MERMEC Inc. offers track geometry measurement services, equipment and advanced decision support software. For example, the company’s HRT500 standard gauge hi-rail truck provides automated measurements of track geometry and rail profile parameters using non-contact technology. “Using this measurement truck, our customers can quickly gather high-accuracy inspection data to determine if dangerous track conditions are present and track maintenance is needed,” company officials said, adding that customers can “satisfy federal regulations for annual track inspection by deploying this kind of automated inspection system.” Through advanced reports and data visualization software, MERMEC can provide cross level, superelevation, curvature, speed, gauge, warp, twist, surface measurements and more, officials said.
Protran Technology offers a suite of track geometry measurement solutions. The Callisto Hy-Rail system was developed to make gathering track geometry data less complicated by displaying all geometry channels required by Federal Railroad Administration in real time, company officials said in a press release. The system generates a report containing geometry strip charts, a defect list and curve tables, enabling operators to inspect track more frequently. And more frequent track inspection enables crews to better plan maintenance and allocate tampers more efficiently. Additionally, the collected data can be used by a Callisto-equipped tamper, enabling it to work immediately without pre-inspection, ultimately increasing productivity, officials said.

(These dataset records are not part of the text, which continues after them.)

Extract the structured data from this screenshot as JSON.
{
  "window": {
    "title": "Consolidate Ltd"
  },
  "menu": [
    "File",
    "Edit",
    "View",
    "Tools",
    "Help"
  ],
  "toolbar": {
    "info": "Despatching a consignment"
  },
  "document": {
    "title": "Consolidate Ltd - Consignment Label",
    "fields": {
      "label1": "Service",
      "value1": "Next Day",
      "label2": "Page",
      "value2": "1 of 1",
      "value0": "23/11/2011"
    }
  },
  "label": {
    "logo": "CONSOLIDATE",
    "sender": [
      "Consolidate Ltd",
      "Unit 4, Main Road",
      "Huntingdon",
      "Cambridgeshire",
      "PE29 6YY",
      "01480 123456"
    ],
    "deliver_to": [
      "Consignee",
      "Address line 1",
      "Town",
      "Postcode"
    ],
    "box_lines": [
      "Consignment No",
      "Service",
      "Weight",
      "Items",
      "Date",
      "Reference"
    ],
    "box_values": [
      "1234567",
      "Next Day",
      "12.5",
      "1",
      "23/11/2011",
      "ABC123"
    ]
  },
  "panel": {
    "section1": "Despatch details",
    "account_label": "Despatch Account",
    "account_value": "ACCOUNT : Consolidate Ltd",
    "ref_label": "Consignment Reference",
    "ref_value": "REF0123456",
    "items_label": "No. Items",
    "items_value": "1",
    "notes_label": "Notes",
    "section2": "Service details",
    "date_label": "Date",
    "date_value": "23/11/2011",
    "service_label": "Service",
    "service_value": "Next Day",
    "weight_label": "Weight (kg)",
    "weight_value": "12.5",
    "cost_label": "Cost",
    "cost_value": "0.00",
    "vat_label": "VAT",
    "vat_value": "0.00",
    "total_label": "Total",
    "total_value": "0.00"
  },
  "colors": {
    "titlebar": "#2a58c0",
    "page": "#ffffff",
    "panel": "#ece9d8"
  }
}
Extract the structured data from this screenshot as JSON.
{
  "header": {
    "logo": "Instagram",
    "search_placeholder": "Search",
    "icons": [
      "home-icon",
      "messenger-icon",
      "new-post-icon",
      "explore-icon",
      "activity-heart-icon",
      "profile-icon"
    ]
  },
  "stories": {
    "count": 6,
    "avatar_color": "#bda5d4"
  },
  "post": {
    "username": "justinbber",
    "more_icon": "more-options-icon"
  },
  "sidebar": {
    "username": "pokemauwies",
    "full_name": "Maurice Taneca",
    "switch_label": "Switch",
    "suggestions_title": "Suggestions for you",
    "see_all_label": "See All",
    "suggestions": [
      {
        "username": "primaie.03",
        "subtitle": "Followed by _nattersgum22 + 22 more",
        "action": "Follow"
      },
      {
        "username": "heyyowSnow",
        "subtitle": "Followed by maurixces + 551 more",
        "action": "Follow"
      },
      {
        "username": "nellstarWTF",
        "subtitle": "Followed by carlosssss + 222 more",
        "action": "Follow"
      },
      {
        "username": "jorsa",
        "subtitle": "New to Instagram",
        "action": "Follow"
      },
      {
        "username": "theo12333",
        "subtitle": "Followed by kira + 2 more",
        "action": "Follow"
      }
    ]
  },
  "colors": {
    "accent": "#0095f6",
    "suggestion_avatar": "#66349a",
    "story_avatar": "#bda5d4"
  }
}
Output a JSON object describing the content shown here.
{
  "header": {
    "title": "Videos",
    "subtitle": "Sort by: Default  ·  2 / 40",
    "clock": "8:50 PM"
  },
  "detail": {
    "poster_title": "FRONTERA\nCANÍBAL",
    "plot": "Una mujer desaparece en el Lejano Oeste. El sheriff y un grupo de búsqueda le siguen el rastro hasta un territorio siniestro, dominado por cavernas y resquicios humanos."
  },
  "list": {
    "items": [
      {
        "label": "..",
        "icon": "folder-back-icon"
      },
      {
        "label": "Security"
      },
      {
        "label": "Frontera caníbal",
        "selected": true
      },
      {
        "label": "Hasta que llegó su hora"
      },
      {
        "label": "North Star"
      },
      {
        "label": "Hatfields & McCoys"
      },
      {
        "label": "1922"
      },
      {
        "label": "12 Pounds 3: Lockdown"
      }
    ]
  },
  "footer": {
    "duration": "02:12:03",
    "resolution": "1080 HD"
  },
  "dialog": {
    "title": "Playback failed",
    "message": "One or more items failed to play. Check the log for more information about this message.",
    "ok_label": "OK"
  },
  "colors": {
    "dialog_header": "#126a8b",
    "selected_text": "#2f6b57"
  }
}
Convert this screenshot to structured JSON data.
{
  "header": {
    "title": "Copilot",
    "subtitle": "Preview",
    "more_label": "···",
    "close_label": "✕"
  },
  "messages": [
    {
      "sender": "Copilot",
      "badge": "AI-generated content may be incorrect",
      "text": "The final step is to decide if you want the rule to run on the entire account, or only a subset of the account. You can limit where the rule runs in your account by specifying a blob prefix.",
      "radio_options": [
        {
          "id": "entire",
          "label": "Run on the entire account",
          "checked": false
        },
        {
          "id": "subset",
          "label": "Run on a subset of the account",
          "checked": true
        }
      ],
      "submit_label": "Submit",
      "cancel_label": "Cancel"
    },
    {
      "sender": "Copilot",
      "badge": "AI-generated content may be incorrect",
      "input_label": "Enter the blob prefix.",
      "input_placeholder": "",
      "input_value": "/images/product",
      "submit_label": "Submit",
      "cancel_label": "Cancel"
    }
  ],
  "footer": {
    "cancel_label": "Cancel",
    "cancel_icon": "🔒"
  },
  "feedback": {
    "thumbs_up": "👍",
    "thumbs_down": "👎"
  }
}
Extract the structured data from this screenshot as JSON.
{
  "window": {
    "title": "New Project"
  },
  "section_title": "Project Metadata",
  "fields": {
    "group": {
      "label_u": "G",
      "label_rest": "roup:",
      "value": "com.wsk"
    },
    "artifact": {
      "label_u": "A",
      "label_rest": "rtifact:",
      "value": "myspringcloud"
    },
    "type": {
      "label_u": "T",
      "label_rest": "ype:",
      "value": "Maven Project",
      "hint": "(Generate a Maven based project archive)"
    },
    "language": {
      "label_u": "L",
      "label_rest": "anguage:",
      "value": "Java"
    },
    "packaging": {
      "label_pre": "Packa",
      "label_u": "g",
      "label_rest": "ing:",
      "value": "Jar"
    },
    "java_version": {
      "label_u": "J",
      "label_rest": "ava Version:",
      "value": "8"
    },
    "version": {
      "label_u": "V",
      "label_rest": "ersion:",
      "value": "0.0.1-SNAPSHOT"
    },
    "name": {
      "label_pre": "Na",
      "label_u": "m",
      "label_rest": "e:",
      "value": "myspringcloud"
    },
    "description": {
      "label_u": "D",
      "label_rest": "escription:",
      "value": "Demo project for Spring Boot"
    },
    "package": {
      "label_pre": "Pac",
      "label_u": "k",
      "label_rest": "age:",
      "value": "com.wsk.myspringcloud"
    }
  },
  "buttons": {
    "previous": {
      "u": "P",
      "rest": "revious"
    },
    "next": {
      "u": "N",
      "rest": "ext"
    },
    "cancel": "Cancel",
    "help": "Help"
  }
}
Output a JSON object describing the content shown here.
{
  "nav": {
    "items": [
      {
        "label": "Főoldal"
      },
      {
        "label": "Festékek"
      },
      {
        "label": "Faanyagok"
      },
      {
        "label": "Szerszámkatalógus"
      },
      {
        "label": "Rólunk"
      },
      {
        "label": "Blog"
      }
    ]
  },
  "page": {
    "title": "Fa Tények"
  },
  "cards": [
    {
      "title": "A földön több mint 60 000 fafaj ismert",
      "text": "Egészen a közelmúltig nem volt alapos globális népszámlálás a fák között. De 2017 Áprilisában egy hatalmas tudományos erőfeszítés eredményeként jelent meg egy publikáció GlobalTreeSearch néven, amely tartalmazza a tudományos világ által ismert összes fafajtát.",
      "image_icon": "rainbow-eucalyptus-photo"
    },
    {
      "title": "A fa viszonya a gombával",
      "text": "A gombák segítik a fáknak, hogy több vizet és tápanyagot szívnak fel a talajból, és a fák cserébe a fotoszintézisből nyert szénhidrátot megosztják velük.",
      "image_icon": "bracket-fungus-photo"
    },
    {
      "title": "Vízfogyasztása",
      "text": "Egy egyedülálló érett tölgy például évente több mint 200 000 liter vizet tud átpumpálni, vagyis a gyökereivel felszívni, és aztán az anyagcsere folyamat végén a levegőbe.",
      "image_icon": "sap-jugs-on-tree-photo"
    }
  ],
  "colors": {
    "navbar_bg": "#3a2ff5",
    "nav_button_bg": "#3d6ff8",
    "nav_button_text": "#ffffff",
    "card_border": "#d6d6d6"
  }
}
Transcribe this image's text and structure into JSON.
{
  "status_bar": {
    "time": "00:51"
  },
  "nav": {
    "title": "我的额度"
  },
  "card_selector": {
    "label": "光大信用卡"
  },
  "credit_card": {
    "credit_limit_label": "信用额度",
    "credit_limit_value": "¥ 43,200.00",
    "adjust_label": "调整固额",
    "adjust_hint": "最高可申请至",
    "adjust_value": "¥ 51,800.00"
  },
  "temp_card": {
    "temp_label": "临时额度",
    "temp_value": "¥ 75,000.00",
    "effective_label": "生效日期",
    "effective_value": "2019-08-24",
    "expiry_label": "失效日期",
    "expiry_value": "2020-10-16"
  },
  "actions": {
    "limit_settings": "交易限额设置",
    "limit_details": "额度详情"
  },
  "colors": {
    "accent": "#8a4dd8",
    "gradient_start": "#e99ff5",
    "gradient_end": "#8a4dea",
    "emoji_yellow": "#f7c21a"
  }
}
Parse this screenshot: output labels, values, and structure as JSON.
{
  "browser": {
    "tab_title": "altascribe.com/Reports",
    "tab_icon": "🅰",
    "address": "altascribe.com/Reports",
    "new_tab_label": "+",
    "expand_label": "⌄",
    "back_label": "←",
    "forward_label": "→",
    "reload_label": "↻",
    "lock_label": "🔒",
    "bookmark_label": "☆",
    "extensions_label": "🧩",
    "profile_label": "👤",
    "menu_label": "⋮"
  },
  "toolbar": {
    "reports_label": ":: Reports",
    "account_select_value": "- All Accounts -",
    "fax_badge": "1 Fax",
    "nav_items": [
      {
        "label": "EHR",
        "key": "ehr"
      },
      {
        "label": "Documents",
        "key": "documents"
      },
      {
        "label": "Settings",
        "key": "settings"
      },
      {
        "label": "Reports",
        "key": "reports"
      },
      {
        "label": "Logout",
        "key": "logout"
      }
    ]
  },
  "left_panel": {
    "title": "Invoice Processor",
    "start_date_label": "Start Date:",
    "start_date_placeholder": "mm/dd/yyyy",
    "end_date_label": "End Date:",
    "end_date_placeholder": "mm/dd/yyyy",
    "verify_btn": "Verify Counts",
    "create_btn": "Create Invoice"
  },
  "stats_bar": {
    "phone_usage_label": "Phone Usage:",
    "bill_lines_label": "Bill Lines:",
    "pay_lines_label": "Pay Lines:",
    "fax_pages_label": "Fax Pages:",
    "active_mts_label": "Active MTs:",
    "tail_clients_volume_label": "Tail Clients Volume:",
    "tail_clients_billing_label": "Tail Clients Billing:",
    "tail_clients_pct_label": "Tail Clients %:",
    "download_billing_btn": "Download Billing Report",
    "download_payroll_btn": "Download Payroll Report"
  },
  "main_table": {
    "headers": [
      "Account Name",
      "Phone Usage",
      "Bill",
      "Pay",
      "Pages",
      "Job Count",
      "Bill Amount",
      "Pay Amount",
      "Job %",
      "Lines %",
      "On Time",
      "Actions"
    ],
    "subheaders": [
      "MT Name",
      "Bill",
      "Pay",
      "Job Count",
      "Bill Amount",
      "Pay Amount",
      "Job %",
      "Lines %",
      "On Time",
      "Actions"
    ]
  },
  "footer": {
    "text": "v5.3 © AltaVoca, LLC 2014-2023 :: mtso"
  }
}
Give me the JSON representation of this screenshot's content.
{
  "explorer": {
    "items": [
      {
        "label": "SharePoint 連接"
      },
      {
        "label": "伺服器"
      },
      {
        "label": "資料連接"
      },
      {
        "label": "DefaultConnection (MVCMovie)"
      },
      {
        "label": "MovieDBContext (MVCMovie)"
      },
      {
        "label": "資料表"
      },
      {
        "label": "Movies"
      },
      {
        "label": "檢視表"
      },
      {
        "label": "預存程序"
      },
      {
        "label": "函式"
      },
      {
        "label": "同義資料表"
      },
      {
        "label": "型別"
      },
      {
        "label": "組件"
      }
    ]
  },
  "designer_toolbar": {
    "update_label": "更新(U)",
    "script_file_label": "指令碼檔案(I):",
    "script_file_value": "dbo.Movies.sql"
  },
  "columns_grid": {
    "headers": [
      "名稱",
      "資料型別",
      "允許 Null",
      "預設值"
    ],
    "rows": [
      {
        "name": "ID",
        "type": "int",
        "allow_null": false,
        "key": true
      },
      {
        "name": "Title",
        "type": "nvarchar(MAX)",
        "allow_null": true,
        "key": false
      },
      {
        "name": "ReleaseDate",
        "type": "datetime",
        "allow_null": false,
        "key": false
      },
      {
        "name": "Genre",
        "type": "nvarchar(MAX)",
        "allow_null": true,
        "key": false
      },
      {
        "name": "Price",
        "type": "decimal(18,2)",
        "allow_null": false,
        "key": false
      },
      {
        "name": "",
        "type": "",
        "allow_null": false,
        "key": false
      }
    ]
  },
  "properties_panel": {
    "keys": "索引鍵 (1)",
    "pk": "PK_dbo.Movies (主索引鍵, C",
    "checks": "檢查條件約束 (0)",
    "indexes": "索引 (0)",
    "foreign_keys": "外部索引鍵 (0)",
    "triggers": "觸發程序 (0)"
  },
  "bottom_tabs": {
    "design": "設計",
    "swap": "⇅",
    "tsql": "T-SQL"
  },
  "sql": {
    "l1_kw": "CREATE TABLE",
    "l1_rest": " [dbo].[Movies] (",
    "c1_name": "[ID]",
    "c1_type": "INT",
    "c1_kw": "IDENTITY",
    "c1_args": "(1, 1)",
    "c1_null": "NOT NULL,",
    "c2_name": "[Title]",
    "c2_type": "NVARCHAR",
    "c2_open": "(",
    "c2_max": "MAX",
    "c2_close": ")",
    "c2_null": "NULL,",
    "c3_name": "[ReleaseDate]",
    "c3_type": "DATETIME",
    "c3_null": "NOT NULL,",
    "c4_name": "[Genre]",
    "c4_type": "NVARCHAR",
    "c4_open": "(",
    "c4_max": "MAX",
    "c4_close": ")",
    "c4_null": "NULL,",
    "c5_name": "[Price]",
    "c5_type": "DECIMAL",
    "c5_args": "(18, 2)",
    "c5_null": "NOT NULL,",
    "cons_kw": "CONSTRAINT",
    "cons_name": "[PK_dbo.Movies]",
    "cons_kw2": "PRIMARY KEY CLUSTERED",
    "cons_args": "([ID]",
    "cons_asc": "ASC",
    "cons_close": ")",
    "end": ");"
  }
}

The company also offers the Callisto ProTamp, which records track geometry and communicates directly to the machine’s control system, automatically suggesting corrective lifts and throws. Advantages include increased pre-inspection speeds from 4 mph to 30 mph; improved safety, productivity and quality; and reduced machine set-up time, officials said. Finally, the Callisto Absolute integrates trolley survey instrument data to a tamper, automating absolute geometry surfacing. The aim: higher accuracy, reduced human interface and increased productivity. Contractors using Callisto Absolute have reported 50 percent time savings “compared to traditional methods for surfacing to absolute geometry,” Protran Technology officials said.
Officials at RailWorks Corp. have seen “a steady uptick in the marketplace for track geometry services,” and the company plans to leverage technology to continue to grow in the business, officials said in an email. To that end, the company recently added rail profiling to its maintenance-of-way service portfolio. RailWorks uses a non-contact laser profile sensor system, mounted on a hi-rail vehicle, to measure gauge, rail profile and rail cant. Using this system, customers are able to see data almost immediately, officials said. “Combining our best-in-class track geometry and rail profiling services allows RailWorks the ability to collect high-resolution data at a much faster rate than visual inspections,” said RT Swindall, vice president of RailWorks Maintenance of Way Services. The company’s track geometry services are available for all types of track, including hard-to-reach sections, officials said.